A Thai man was yesterday jailed for 30 years for “insulting” the monarchy on Facebook, in one of the toughest known sentences passed under the junta-ruled kingdom’s lese majeste law.
Thai King Bhumibol Adulyadej, 87, is protected by one of the world’s strictest royal defamation rules, under which anyone convicted of insulting the king, queen, heir or regent faces up to 15 years in prison on each count.
Bangkok’s Military Court found Pongsak Sriboonpeng, 48, guilty of posting messages and pictures defaming the monarchy in six posts on the social networking Web site.
He was sentenced to 10 years on each count with the 60-year jail term halved after he pleaded guilty, said his lawyer, Sasinan Thamnithinan.
“It’s broken the record,” she said about the severe jail term, adding that because Pongsak was arrested while Thailand was still under martial law, there was no right to appeal the sentence passed by the military court.
Lese majeste convictions have surged since Thailand’s generals seized power from an elected government in May 2014.
According to iLaw, a local rights group that monitors such cases, there were two ongoing prosecutions for royal defamation before the coup. That number has since risen to at least 56.
Critics of the law say it has been used as a weapon against political enemies of the royalist elite and their military allies and now targets those opposed to the coup.
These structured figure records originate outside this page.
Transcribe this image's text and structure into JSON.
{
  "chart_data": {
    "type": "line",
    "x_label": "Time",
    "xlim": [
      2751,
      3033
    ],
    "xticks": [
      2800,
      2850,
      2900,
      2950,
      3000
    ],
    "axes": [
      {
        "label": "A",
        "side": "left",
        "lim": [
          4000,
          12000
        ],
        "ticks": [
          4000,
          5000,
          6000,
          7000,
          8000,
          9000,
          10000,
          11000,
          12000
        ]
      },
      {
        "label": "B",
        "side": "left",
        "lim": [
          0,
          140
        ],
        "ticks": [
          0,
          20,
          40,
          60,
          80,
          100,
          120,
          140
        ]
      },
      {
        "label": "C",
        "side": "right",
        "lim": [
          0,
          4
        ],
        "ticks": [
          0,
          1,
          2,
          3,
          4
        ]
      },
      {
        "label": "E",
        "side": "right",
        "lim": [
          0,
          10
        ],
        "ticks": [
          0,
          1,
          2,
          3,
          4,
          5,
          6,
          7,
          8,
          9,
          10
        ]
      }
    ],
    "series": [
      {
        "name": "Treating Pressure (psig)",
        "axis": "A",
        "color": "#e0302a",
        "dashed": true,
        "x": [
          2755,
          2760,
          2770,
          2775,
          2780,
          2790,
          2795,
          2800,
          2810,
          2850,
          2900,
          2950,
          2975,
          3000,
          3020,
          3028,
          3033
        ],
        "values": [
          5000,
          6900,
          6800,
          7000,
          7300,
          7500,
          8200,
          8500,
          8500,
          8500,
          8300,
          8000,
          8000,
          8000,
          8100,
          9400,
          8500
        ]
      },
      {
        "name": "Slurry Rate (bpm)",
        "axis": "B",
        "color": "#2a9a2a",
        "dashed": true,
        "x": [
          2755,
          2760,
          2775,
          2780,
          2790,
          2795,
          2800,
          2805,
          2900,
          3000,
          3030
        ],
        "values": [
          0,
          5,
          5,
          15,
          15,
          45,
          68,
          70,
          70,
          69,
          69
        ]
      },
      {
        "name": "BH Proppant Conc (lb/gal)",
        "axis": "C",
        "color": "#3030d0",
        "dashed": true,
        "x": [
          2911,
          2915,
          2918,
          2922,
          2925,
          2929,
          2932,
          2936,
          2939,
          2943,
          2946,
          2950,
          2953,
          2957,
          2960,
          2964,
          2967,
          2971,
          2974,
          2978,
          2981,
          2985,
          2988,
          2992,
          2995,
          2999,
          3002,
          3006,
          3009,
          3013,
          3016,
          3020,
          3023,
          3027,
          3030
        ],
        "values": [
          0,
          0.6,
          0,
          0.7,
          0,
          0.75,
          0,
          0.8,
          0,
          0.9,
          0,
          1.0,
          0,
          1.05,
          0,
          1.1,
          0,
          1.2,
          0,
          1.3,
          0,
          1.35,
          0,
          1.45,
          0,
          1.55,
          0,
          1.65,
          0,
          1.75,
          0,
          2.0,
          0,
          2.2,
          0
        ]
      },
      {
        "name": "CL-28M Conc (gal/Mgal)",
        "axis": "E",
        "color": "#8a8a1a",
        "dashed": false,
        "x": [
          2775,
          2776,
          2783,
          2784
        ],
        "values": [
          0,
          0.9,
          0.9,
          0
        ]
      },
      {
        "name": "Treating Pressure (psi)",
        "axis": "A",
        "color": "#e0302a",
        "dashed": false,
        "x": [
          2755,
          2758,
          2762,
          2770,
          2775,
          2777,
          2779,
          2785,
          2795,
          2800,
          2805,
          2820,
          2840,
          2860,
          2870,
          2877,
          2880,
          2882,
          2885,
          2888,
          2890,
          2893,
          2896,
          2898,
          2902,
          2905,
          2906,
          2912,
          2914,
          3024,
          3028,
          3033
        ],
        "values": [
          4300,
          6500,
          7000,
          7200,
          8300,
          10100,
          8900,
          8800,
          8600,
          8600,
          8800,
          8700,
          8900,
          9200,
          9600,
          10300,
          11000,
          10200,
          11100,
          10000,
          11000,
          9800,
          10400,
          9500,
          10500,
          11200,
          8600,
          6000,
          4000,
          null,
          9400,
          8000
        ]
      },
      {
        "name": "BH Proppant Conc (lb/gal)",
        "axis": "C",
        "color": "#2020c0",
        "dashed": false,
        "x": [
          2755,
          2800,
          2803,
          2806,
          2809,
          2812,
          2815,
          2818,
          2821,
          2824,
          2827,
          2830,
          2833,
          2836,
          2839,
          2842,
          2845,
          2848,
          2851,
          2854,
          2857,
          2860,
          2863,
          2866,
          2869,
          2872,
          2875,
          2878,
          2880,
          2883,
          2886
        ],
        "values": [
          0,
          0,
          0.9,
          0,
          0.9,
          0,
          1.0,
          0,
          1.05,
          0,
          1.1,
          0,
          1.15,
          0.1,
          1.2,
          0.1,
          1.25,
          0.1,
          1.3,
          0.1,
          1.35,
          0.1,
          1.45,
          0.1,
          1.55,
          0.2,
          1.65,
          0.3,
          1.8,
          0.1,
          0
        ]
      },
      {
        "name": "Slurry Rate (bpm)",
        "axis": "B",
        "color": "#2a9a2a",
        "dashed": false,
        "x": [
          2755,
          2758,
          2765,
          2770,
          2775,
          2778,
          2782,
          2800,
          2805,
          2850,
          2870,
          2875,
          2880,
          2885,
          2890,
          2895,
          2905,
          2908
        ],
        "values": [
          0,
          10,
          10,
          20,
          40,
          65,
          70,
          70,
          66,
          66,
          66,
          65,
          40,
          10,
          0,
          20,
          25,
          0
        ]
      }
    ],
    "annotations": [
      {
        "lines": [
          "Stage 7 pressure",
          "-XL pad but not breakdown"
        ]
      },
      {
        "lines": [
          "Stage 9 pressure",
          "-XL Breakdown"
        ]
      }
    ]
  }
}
In another conviction this week, a military court in the northern province of Chiang Rai sentenced a man with a history of mental illness to five years in jail for lese majeste.
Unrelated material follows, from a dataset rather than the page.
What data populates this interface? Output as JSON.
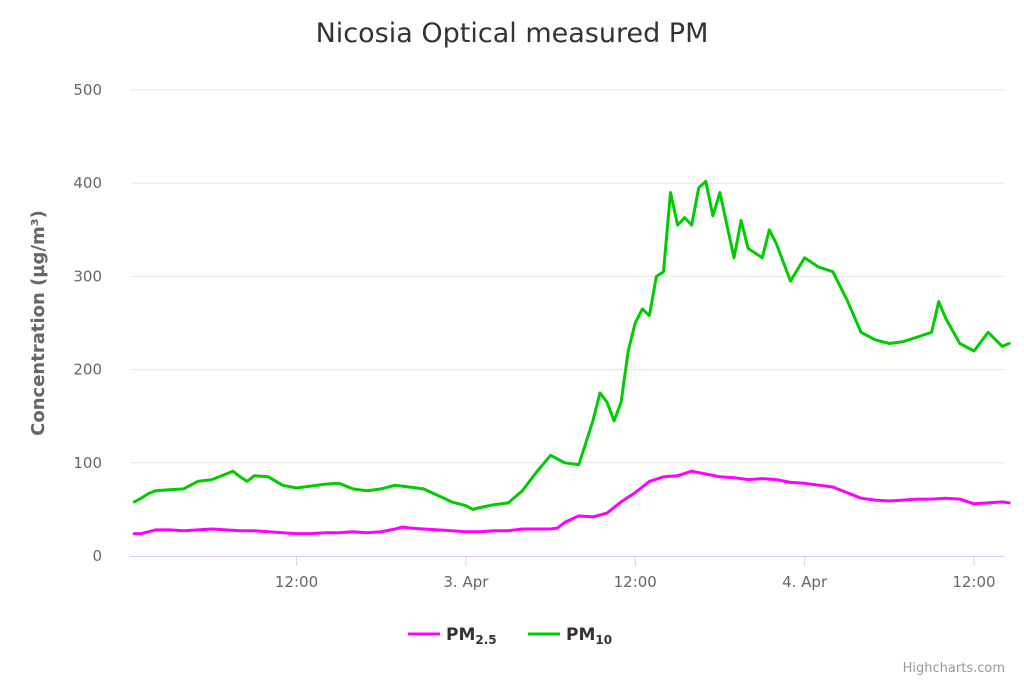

Samak Pantay, 48, was found guilty on Thursday of slashing a portrait of the king and queen in July last year, lawyer Anon Numpa said.
“He confessed to the charge so the judge commuted the sentence to five years,” he said, adding that Samak has been medically certified as mentally ill for “more than 10 years.”
Thailand’s ultra-royalist generals have long used their self-appointed position as defenders of the monarchy to justify coups and political interventions in the country’s often turbulent politics.
However, local and international media must heavily self-censor when covering lese majeste and the monarchy — even repeating details of charges of perceived defamation offenses could mean breaking the law. Thai authorities rarely provide details of cases, leaving rights groups to follow prosecutions across the country.
In April, a businessman was jailed for 25 years for posting Facebook messages deemed to be defamatory to the monarchy, in a ruling rights groups described as one of the harshest known.
Thailand’s ruling military replaced martial law with new powers in April, retaining much of the same authority. Under the new orders, civilians can appeal to a higher tribunal for lese majeste crimes, though they are still tried at a military court.